How does Plasma Therapy Play An Integrated Role in the Healthcare Sector?
There is a rapid increase in the number of patients who are affected by rare diseases within the past few decades due to sedentary lifestyle and weak immunity. During pandemic outbreaks across the globe, researchers are looking to develop antidotes against Coronavirus. Plasma therapy, often known as convalescent plasma therapy, comes up as a lifesaver for healthcare sectors.
The therapy has been used worldwide for the treatment of patients having COVID-19 and suffering from liver dysfunction. Plasma fractionation serves as a strategic source for plasma-derived medicinal products.—PDMPs are listed as essential medicines by the World Health Organization for managing autoimmune disorders, bleeding emergencies, acquired immunodeficiencies, and protein-inherited disorders.

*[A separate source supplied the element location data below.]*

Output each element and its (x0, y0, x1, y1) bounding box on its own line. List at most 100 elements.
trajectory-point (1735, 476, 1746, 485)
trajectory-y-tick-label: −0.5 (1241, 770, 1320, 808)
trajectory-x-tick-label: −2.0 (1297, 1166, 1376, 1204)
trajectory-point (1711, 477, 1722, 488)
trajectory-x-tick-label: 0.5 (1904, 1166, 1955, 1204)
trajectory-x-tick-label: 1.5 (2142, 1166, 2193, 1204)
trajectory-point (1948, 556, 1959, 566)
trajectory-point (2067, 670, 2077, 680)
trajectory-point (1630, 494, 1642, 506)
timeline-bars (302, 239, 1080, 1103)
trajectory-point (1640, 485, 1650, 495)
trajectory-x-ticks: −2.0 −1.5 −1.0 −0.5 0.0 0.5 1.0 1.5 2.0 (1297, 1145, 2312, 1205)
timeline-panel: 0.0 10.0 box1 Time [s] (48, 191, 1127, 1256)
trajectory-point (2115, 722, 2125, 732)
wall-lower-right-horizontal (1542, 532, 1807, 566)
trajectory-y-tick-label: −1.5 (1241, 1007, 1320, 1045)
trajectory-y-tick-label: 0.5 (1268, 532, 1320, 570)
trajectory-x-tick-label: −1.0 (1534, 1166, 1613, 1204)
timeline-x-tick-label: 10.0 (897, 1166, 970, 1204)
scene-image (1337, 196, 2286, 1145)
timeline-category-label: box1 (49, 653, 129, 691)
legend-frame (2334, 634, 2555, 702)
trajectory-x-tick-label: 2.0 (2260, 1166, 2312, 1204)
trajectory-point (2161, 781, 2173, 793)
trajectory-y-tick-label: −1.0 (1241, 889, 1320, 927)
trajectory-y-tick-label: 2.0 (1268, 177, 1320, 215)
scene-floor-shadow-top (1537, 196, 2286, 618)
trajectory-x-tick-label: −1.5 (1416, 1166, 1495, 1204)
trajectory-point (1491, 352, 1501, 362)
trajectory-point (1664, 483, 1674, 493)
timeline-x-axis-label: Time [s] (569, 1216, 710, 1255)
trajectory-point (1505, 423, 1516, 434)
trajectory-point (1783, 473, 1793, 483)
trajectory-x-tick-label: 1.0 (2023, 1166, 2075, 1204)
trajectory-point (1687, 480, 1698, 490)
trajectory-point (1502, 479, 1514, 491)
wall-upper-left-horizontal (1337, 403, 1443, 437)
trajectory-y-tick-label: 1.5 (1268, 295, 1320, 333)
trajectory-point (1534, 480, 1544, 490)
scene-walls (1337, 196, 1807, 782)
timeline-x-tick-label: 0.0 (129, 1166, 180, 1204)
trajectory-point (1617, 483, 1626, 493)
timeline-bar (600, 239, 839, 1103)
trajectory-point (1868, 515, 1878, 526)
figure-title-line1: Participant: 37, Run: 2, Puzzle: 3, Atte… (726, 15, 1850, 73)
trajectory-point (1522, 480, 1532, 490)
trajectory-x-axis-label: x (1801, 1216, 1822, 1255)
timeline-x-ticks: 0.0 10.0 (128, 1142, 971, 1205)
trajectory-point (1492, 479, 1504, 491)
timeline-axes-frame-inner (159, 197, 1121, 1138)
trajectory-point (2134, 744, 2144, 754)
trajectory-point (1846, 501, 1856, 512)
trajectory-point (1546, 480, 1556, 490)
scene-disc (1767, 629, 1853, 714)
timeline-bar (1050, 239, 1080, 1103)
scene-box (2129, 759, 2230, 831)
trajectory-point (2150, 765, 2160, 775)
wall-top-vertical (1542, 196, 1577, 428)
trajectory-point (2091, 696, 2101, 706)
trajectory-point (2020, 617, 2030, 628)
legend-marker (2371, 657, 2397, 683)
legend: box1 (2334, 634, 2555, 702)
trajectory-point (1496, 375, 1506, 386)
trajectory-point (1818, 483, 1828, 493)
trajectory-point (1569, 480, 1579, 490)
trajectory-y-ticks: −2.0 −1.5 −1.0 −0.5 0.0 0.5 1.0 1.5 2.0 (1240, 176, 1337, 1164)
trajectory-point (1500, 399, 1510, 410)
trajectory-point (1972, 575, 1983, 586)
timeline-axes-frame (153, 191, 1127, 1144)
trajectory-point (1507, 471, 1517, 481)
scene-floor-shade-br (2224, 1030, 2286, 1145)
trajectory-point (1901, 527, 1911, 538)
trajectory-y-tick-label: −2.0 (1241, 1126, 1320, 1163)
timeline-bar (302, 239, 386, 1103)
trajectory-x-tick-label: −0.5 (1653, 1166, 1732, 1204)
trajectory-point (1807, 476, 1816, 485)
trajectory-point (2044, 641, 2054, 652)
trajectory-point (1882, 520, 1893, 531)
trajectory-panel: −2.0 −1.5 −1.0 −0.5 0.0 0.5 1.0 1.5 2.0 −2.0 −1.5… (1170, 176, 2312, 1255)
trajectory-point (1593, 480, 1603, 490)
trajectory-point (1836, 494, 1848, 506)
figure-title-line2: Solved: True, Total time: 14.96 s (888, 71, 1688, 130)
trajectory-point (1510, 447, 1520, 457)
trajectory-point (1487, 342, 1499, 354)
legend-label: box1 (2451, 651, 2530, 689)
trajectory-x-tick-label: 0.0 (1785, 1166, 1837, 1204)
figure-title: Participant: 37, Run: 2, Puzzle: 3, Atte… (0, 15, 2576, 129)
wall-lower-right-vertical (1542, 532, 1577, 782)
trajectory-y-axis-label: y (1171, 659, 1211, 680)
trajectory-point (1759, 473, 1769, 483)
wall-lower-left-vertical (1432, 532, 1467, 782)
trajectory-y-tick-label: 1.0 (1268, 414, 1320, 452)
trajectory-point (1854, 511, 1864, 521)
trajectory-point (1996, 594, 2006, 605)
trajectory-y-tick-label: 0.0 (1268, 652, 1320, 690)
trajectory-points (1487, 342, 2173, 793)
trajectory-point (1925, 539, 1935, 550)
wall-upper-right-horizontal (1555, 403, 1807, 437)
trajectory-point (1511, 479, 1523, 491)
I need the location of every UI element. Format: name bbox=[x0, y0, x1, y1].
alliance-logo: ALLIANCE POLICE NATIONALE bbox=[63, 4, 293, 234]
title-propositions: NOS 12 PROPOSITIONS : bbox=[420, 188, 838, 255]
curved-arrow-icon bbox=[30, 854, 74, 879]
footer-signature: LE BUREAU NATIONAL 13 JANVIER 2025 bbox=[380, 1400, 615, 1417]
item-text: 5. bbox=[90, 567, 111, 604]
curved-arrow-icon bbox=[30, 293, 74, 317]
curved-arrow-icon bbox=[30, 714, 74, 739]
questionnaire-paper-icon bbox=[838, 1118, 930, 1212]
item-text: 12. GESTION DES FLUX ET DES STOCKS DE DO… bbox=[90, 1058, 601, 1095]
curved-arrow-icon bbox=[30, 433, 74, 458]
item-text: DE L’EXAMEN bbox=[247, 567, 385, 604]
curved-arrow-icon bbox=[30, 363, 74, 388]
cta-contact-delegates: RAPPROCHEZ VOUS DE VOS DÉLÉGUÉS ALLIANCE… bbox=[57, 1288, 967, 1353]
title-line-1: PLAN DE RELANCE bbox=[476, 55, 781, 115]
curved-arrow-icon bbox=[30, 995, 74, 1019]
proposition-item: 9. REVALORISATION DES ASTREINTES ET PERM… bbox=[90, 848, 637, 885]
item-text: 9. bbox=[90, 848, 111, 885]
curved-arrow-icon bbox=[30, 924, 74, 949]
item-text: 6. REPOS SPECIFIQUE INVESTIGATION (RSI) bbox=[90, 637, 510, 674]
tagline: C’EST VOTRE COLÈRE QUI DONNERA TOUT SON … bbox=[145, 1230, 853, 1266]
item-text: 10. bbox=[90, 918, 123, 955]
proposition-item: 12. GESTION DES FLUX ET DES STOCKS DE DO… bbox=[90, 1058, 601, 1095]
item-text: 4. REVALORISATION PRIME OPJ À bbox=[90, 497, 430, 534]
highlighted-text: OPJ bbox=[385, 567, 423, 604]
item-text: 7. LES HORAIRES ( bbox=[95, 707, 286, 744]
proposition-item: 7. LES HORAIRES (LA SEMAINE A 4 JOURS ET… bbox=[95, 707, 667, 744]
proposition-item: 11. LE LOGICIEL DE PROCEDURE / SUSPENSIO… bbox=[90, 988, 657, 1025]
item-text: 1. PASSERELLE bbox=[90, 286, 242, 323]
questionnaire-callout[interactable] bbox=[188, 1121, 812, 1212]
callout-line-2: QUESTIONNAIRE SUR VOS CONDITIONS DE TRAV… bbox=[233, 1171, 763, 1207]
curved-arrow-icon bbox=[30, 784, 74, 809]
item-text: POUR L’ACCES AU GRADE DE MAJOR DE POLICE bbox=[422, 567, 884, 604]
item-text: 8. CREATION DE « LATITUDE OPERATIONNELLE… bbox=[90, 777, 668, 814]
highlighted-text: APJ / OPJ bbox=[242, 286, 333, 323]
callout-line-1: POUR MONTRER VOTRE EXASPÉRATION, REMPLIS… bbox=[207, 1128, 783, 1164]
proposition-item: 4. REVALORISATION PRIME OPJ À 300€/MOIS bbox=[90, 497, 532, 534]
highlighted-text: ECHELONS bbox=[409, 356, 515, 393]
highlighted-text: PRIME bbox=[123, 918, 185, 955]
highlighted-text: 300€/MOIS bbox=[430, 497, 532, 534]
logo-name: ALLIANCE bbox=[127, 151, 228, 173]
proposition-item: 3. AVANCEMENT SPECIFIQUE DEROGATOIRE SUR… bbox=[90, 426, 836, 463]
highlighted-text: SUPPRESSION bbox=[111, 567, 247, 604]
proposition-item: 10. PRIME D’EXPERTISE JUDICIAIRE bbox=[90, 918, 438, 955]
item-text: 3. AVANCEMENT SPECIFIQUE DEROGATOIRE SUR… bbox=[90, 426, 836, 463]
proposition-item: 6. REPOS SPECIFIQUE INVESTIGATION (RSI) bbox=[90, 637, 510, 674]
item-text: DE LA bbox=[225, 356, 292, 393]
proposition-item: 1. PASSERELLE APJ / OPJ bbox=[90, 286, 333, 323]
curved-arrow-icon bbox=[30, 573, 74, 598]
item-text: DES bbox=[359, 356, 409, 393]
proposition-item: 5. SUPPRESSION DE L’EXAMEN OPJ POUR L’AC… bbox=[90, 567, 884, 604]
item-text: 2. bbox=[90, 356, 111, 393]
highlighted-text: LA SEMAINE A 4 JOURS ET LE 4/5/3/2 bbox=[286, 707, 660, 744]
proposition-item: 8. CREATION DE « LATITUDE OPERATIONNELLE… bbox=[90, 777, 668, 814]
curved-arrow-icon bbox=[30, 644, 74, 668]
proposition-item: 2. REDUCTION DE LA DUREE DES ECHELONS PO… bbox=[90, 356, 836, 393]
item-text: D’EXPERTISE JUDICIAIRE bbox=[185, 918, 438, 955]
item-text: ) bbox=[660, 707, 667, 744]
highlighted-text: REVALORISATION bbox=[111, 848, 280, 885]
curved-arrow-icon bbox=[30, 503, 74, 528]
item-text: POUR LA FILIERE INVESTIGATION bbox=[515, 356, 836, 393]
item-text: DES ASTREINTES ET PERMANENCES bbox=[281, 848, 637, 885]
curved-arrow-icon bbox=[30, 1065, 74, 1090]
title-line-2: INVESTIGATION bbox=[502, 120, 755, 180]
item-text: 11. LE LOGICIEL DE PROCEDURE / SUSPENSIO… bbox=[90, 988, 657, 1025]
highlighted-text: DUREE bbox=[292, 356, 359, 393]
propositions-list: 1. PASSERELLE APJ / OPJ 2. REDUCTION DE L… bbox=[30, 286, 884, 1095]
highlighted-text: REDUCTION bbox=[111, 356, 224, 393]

These plasma-derived products have the potential to treat such disorders; due to this, it becomes imperative for plasma fractionation companies to supply components uninterrupted. Driven by the rising interest in using blood components for treatment, the global plasma fractionation market is estimated to be worth $4.4 billion in 2023. It is expected to grow at a CAGR of ~10% in future, according to Roots Analysis
List of Plasma-Derived Medicinal Products (PDMPs) That Have Received Biologics License Application Approval
Human blood plasma is rich in different kinds of proteins that have therapeutic value and help to fight against infectious diseases. Out of all the plasma proteins, some of the PDMPs that have received Biologics License Applications approval are
⬝ Antihemophilic factor
⬝ Alpha-1 proteinase inhibitor
⬝ Antithrombin, coagulation factors
⬝ C1 esterase inhibitor
⬝ Immune globulins
In addition to the above-listed plasma products, the USFDA has approved the following blood components for the treatment of patients having chronic diseases including liver infection, shock, burns, pediatric hepatitis and infection:
⬝ Alpha antitrypsin
⬝ Antihemophilic factor/von Willebrand factor complex
⬝ Antihemophilic factor (recombinant)
⬝ Antithrombin (recombinant)
⬝ Anti-inhibitor coagulant complex
⬝ Profiling SD – factor IX complex
⬝ Kcentra (prothrombin complex concentrate, human) and protein C concentrate.
Currently, some of the leading plasma fractionation companies that are actively involved in the development of plasma fractionation include Grifols, Baxter, Octapharma, Kedrion, and Takeda Pharmaceutical.
Where will the Plasma Fractionation Market Reach in the Future?
With the ongoing improvement in fractionation techniques, plasma protein manufacturers are able to design advanced proteins for therapies. Moreover, the introduction of automated filter presses allows easy harvesting of protein, altering the speed of the fractionation press. In the future, the manufacturers will begin to use advanced techniques to design more plasma therapies that help to treat a wide range of diseases.